# Through the peep hole



## Josh66 (Nov 22, 2008)

Kodak 400UC


----------



## Battou (Nov 25, 2008)

...Who was it that did that.


Crap I can't remember, about a year ago some one posted a peephole pic, but they had a much better peephole than the one you are stuck with. The glass in the peephole it self ruins this one to be honest with ya.


----------



## Josh66 (Nov 25, 2008)

Yeah, just thought it was a cool idea.  Maybe it would be a cool theme - everyone has to post a picture through their peep hole.
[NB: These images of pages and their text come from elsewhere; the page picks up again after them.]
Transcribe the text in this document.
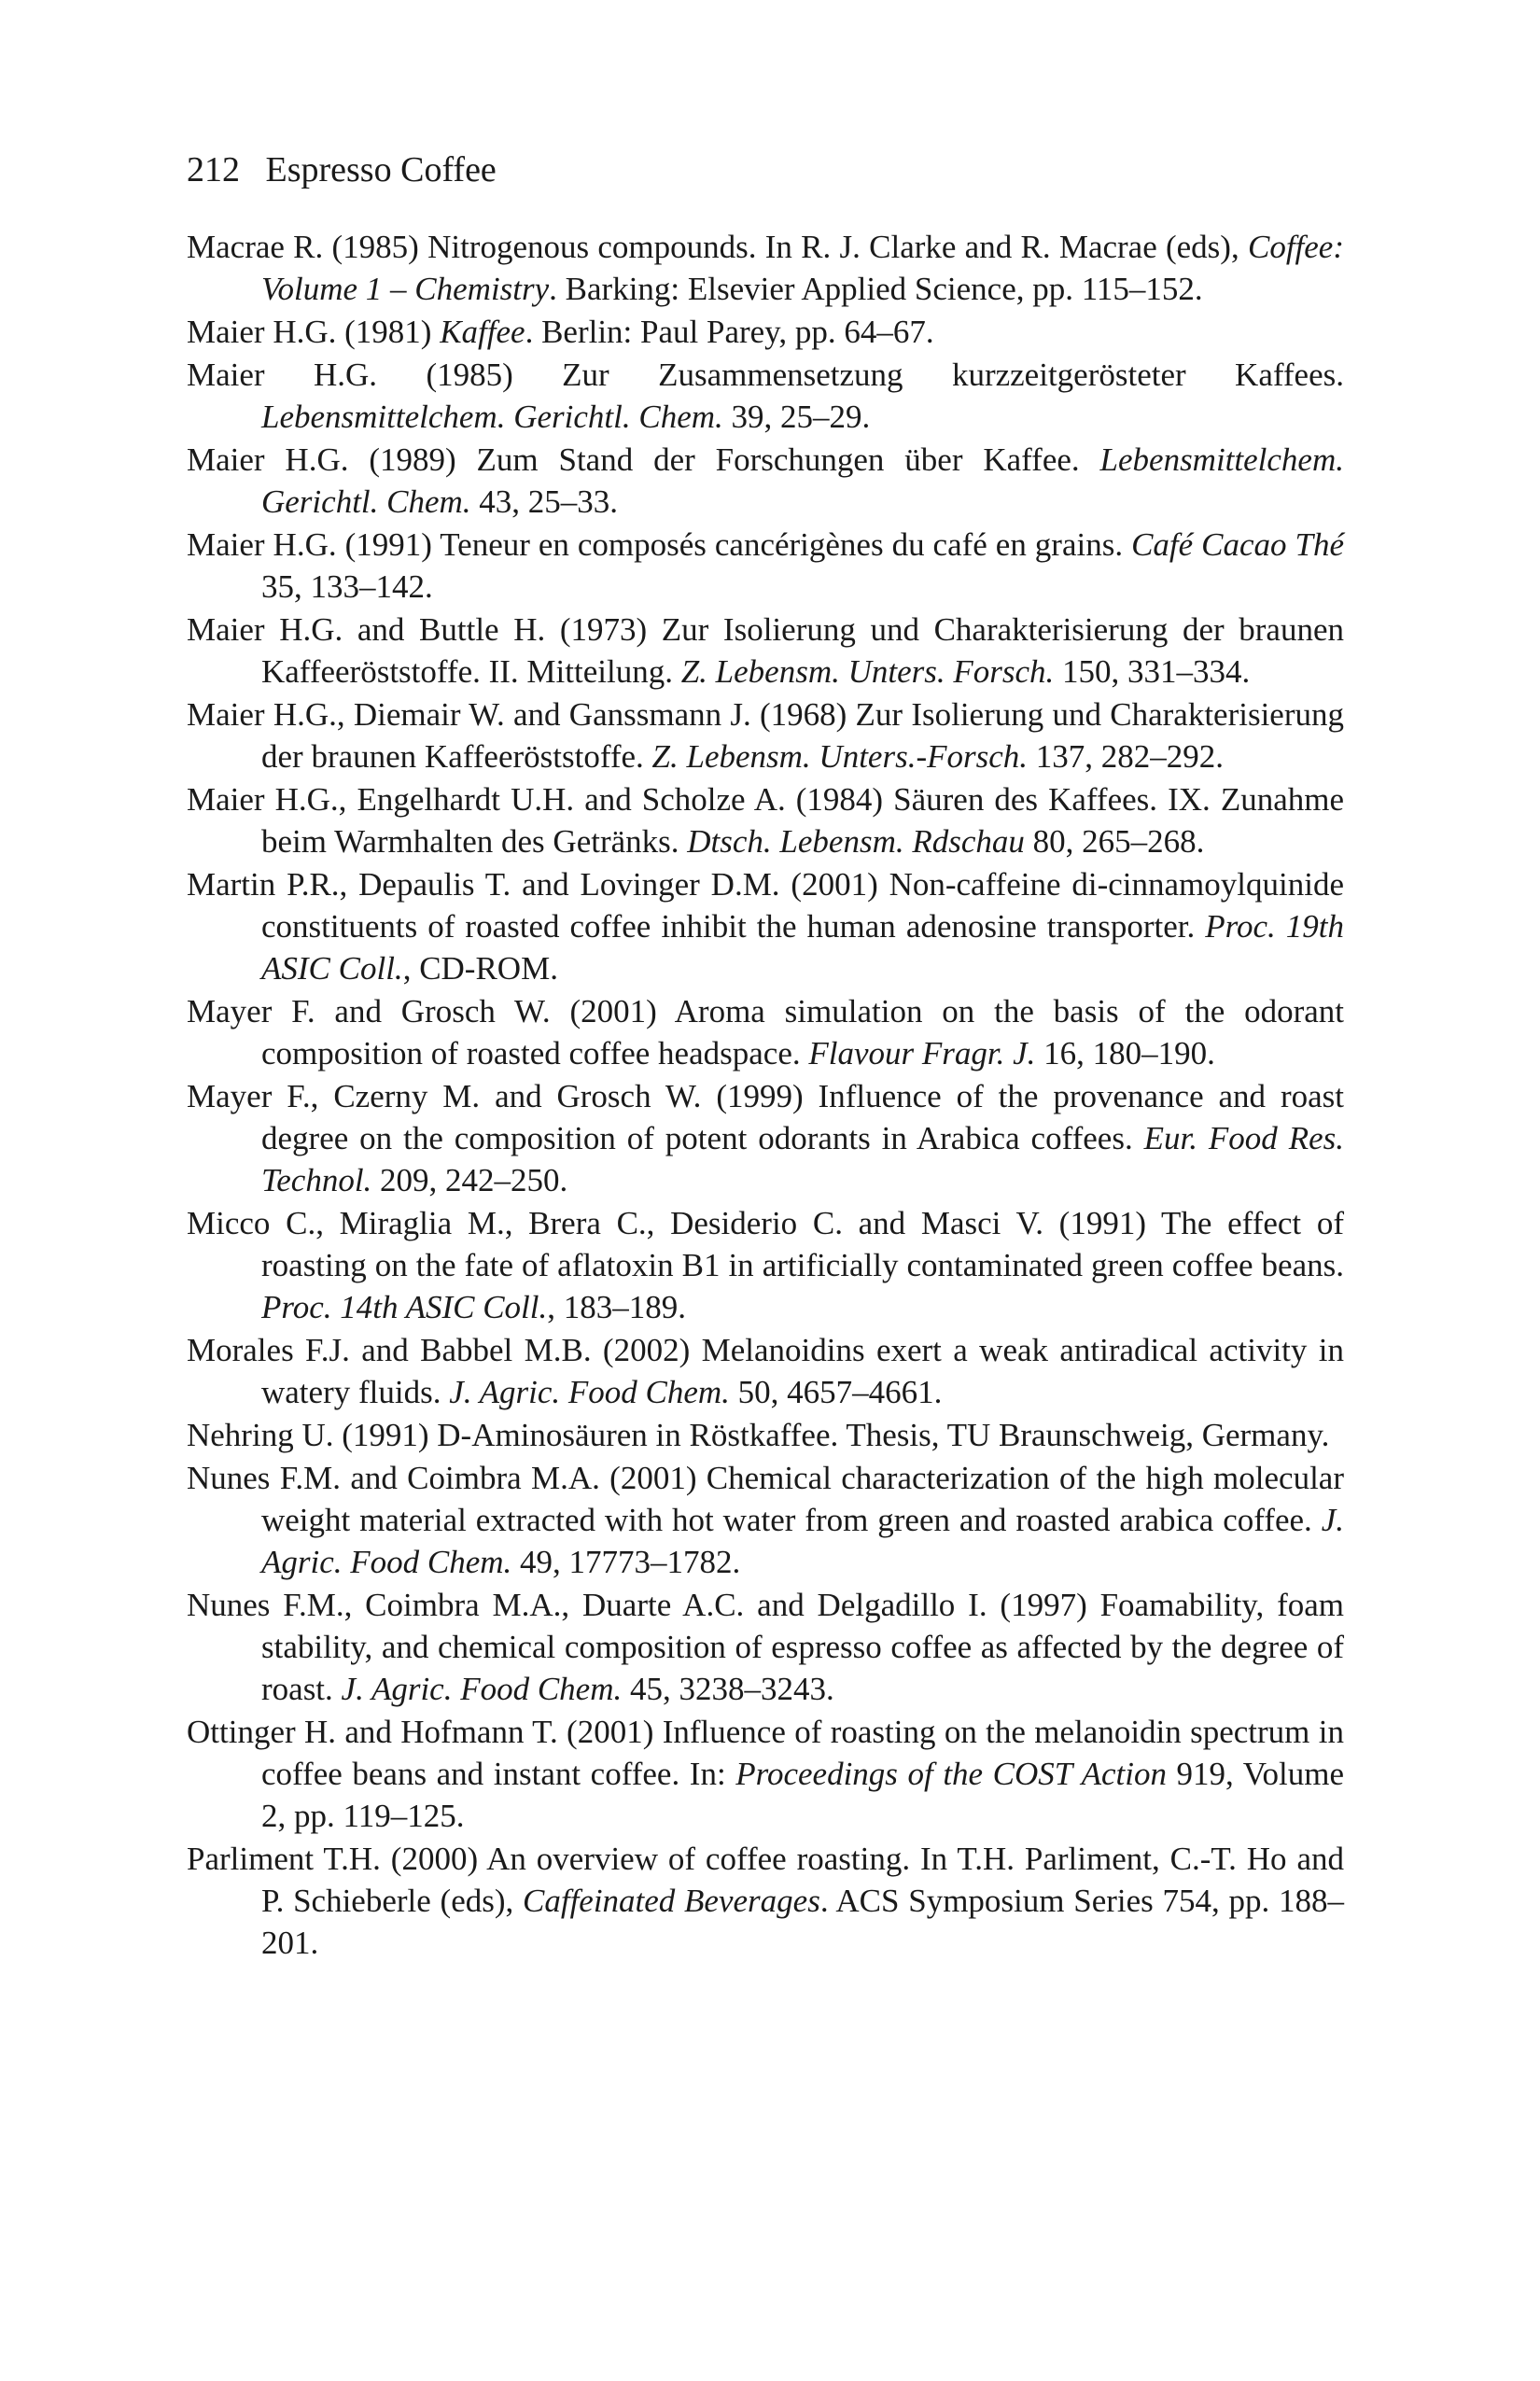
212 Espresso Coffee
Macrae R. (1985) Nitrogenous compounds. In R. J. Clarke and R. Macrae (eds), Coffee: Volume 1 – Chemistry. Barking: Elsevier Applied Science, pp. 115–152.
Maier H.G. (1981) Kaffee. Berlin: Paul Parey, pp. 64–67.
Maier H.G. (1985) Zur Zusammensetzung kurzzeitgerösteter Kaffees. Lebensmittelchem. Gerichtl. Chem. 39, 25–29.
Maier H.G. (1989) Zum Stand der Forschungen über Kaffee. Lebensmittelchem. Gerichtl. Chem. 43, 25–33.
Maier H.G. (1991) Teneur en composés cancérigènes du café en grains. Café Cacao Thé 35, 133–142.
Maier H.G. and Buttle H. (1973) Zur Isolierung und Charakterisierung der braunen Kaffeeröststoffe. II. Mitteilung. Z. Lebensm. Unters. Forsch. 150, 331–334.
Maier H.G., Diemair W. and Ganssmann J. (1968) Zur Isolierung und Charakterisierung der braunen Kaffeeröststoffe. Z. Lebensm. Unters.-Forsch. 137, 282–292.
Maier H.G., Engelhardt U.H. and Scholze A. (1984) Säuren des Kaffees. IX. Zunahme beim Warmhalten des Getränks. Dtsch. Lebensm. Rdschau 80, 265–268.
Martin P.R., Depaulis T. and Lovinger D.M. (2001) Non-caffeine di-cinnamoylquinide constituents of roasted coffee inhibit the human adenosine transporter. Proc. 19th ASIC Coll., CD-ROM.
Mayer F. and Grosch W. (2001) Aroma simulation on the basis of the odorant composition of roasted coffee headspace. Flavour Fragr. J. 16, 180–190.
Mayer F., Czerny M. and Grosch W. (1999) Influence of the provenance and roast degree on the composition of potent odorants in Arabica coffees. Eur. Food Res. Technol. 209, 242–250.
Micco C., Miraglia M., Brera C., Desiderio C. and Masci V. (1991) The effect of roasting on the fate of aflatoxin B1 in artificially contaminated green coffee beans. Proc. 14th ASIC Coll., 183–189.
Morales F.J. and Babbel M.B. (2002) Melanoidins exert a weak antiradical activity in watery fluids. J. Agric. Food Chem. 50, 4657–4661.
Nehring U. (1991) D-Aminosäuren in Röstkaffee. Thesis, TU Braunschweig, Germany.
Nunes F.M. and Coimbra M.A. (2001) Chemical characterization of the high molecular weight material extracted with hot water from green and roasted arabica coffee. J. Agric. Food Chem. 49, 17773–1782.
Nunes F.M., Coimbra M.A., Duarte A.C. and Delgadillo I. (1997) Foamability, foam stability, and chemical composition of espresso coffee as affected by the degree of roast. J. Agric. Food Chem. 45, 3238–3243.
Ottinger H. and Hofmann T. (2001) Influence of roasting on the melanoidin spectrum in coffee beans and instant coffee. In: Proceedings of the COST Action 919, Volume 2, pp. 119–125.
Parliment T.H. (2000) An overview of coffee roasting. In T.H. Parliment, C.-T. Ho and P. Schieberle (eds), Caffeinated Beverages. ACS Symposium Series 754, pp. 188–201.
I wonder how much it would improve if I cleaned the lens on the outside (probably not much).....?


----------



## Hobbes (Nov 25, 2008)

lol thats one dirty peep hole youve got there 
neat idea though


----------



## Chiller (Nov 27, 2008)

When I first saw this, I could not help but think , it needs that guy with the orange hair from CSI....Horatio, or something like that, standing outside there with those cool glasses he wears lookin straight at ya.  

Cool idea.  :thumbup:


----------



## Josh66 (Nov 27, 2008)

I didn't plan on this being a "theme" thread (it was more like "well, I took it - might as well show it..."), but...  I showed you mine, lets see your's.


If your picture sucks you can always blame it on the peep hole glass.  
(Not exactly setting the bar very high with my picture...)


----------